Seperti beberapa hari lalu, aku kalah dan dengan mudahnya motor sportku melayang. Aku sama sekali tidak menyesal. Aku masih bisa membelinya lagi. Alasanku ribut dengan Mami juga karena masalah motor itu selain Maslaah mobil Papi. Mami menolak menggantinya dan aku ngotot menuntut ganti rugi pada Mami.

***
Aku terbangun dan mendapati diriku di sebuah kamar asing. Entah dimana.

Syukurlah, pakaianku masih utuh. Semalam aku mabuk berat dan ditinggal Vicky. Entah kemana orang itu. Aku akan membuat perhitungan dengannya. Aku sebetulnya  cemas., gawat darurat kalau aku dibawa oleh cewek kelab. Orang mabuk dengan wanita kelab adalah perpaduan yang sempurna berada di atas ranjang. Apalagi tampangku dengan kegantengan di atas rata-rata. Sudah pasti banyak yang mendekati meski tanpa imbalan apapun. Mereka akan dengan sukarela menanggalkan pakaiannya.

Melihat kondisiku sepertinya aku aman. Pakaianku masih utuh. Artinya keperjakaanku masih terjaga. Untuk memastikannya aku akan mengecek pakaian dalamku.

Aku kembali memejamkan mata betapa pening kepalaku, sebelum akhirnya terdengar suara berisik dan  pintu kamar ada yang membuka dengan sangat keras. Nampak wanita cantik dengan setelan rumahan masuk.
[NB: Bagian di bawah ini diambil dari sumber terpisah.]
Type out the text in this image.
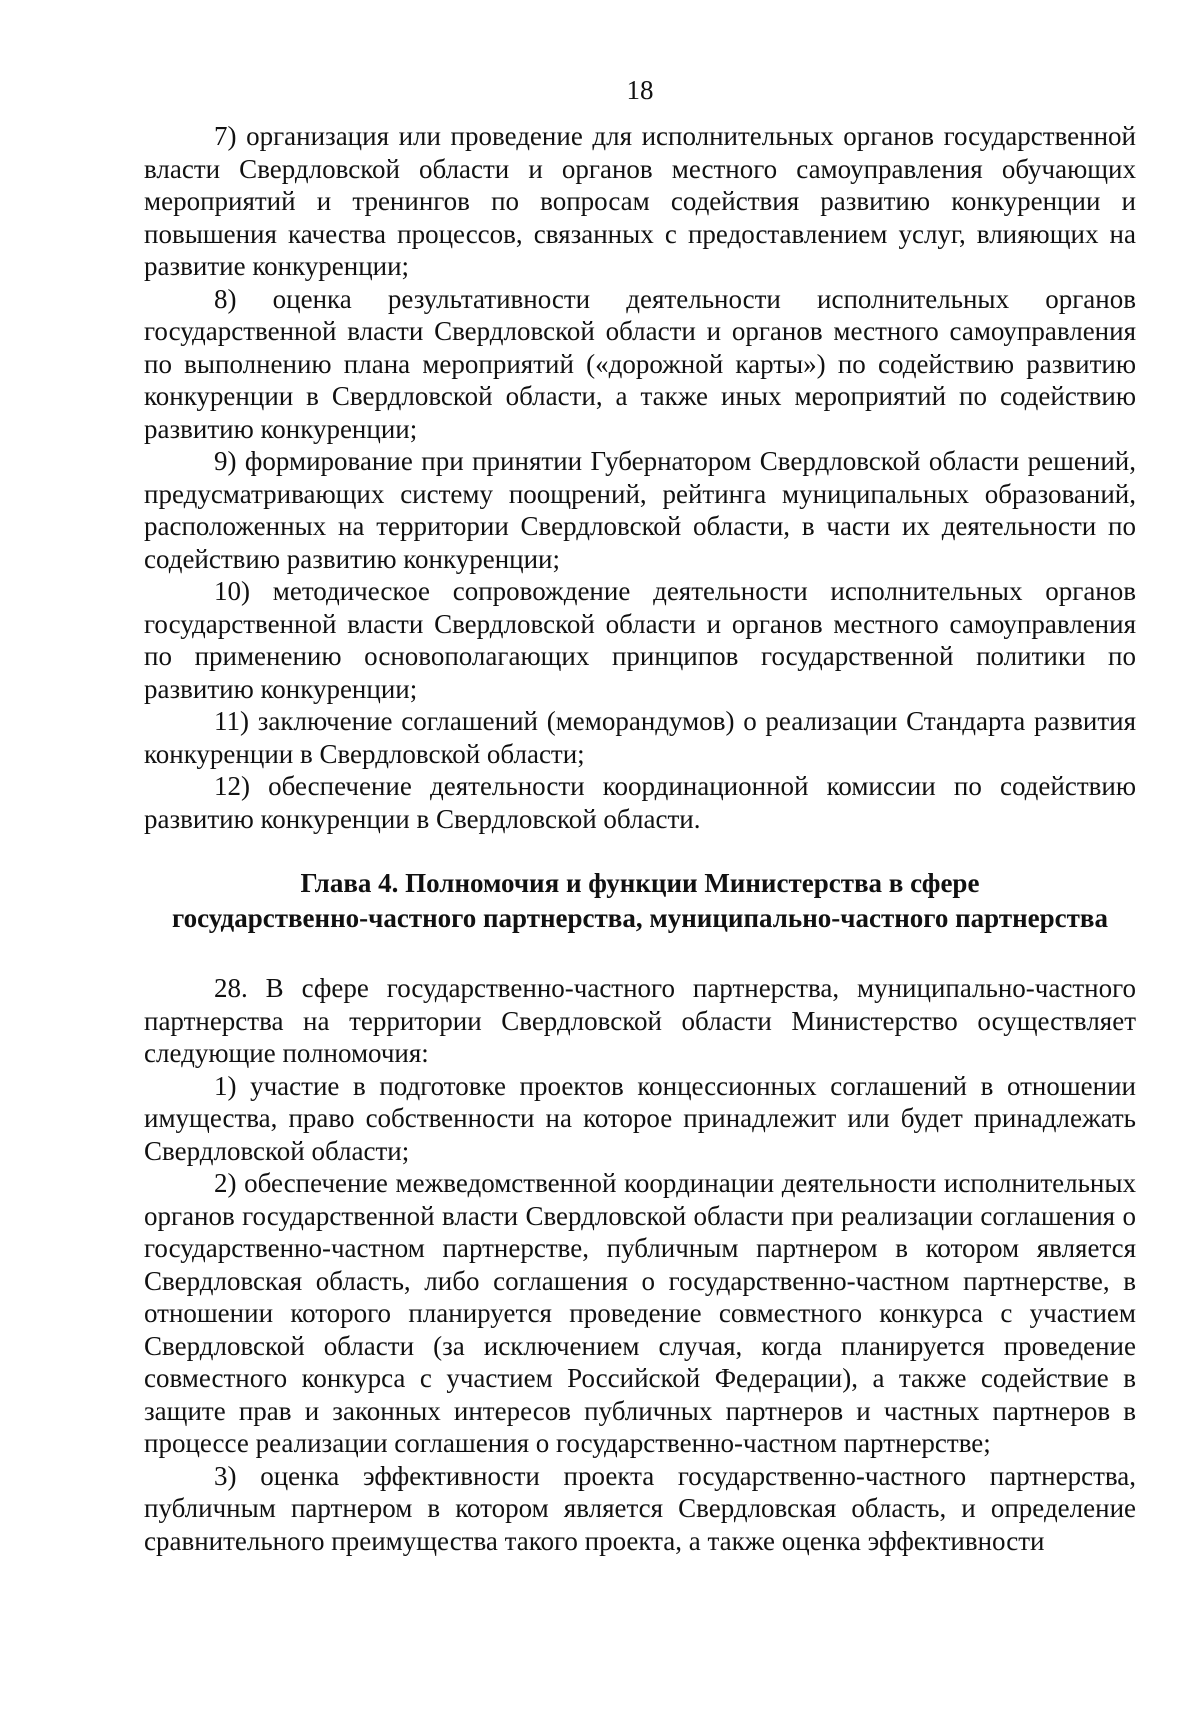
18

7) организация или проведение для исполнительных органов государственной власти Свердловской области и органов местного самоуправления обучающих мероприятий и тренингов по вопросам содействия развитию конкуренции и повышения качества процессов, связанных с предоставлением услуг, влияющих на развитие конкуренции;

8) оценка результативности деятельности исполнительных органов государственной власти Свердловской области и органов местного самоуправления по выполнению плана мероприятий («дорожной карты») по содействию развитию конкуренции в Свердловской области, а также иных мероприятий по содействию развитию конкуренции;

9) формирование при принятии Губернатором Свердловской области решений, предусматривающих систему поощрений, рейтинга муниципальных образований, расположенных на территории Свердловской области, в части их деятельности по содействию развитию конкуренции;

10) методическое сопровождение деятельности исполнительных органов государственной власти Свердловской области и органов местного самоуправления по применению основополагающих принципов государственной политики по развитию конкуренции;

11) заключение соглашений (меморандумов) о реализации Стандарта развития конкуренции в Свердловской области;

12) обеспечение деятельности координационной комиссии по содействию развитию конкуренции в Свердловской области.

Глава 4. Полномочия и функции Министерства в сфере
государственно-частного партнерства, муниципально-частного партнерства

28. В сфере государственно-частного партнерства, муниципально-частного партнерства на территории Свердловской области Министерство осуществляет следующие полномочия:

1) участие в подготовке проектов концессионных соглашений в отношении имущества, право собственности на которое принадлежит или будет принадлежать Свердловской области;

2) обеспечение межведомственной координации деятельности исполнительных органов государственной власти Свердловской области при реализации соглашения о государственно-частном партнерстве, публичным партнером в котором является Свердловская область, либо соглашения о государственно-частном партнерстве, в отношении которого планируется проведение совместного конкурса с участием Свердловской области (за исключением случая, когда планируется проведение совместного конкурса с участием Российской Федерации), а также содействие в защите прав и законных интересов публичных партнеров и частных партнеров в процессе реализации соглашения о государственно-частном партнерстве;

3) оценка эффективности проекта государственно-частного партнерства, публичным партнером в котором является Свердловская область, и определение сравнительного преимущества такого проекта, а также оценка эффективности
"Aku dimana?!"tanyaku padanya.

"Udah sana mandi dulu. ini sarapan kamu." wanita itu meletakan bakinya di atas nakas dan berbicara ketus padaku bukan menjawab pertanyaanku. Ia seolah mengenalku dengan sangat baik. Mataku terus mengawasinya. Betapa judesnya dia. Aku semakin yakin jika ia bukan wanita kelab. Biasanya wanita-wanita yang mendekatiku Sangat genit dan akan berusaha memasang tampang semanis mungkin bukan seperti dia.

"Aww..." Aku mengaduh sambil memegang kepalaku saat hendak bangkit. Rasa pening masih terasa di kepalaku. Semalam aku minum terlalu banyak.

"Kamu Mbak Heni kan Sekretaris Papi?" Aku baru ingat. Dia teman Kak Diana yang sering menemani Mami dan kerja di kantor Papi. Tidak salah lagi. Wanita itu bernama Heni Aprilia.

"Iya, benar." Wanita itu  menjawab pendek sambil membalikan badannya lalu pergi meninggalkanku seolah enggan berlama-lama di dekatku.

Perutku benar-benar keroncongan. Tanpa pikir panjang lagi aku meraih hidangan yang tersaji dan menghabiskannya. Obat sakit kepala yang rupanya ia sertakan aku telan juga. Perempuan jutek itu perhatian juga padaku. Tentu saja aku kan anak bosnya jadi sudah seharusnya berlaku demikian.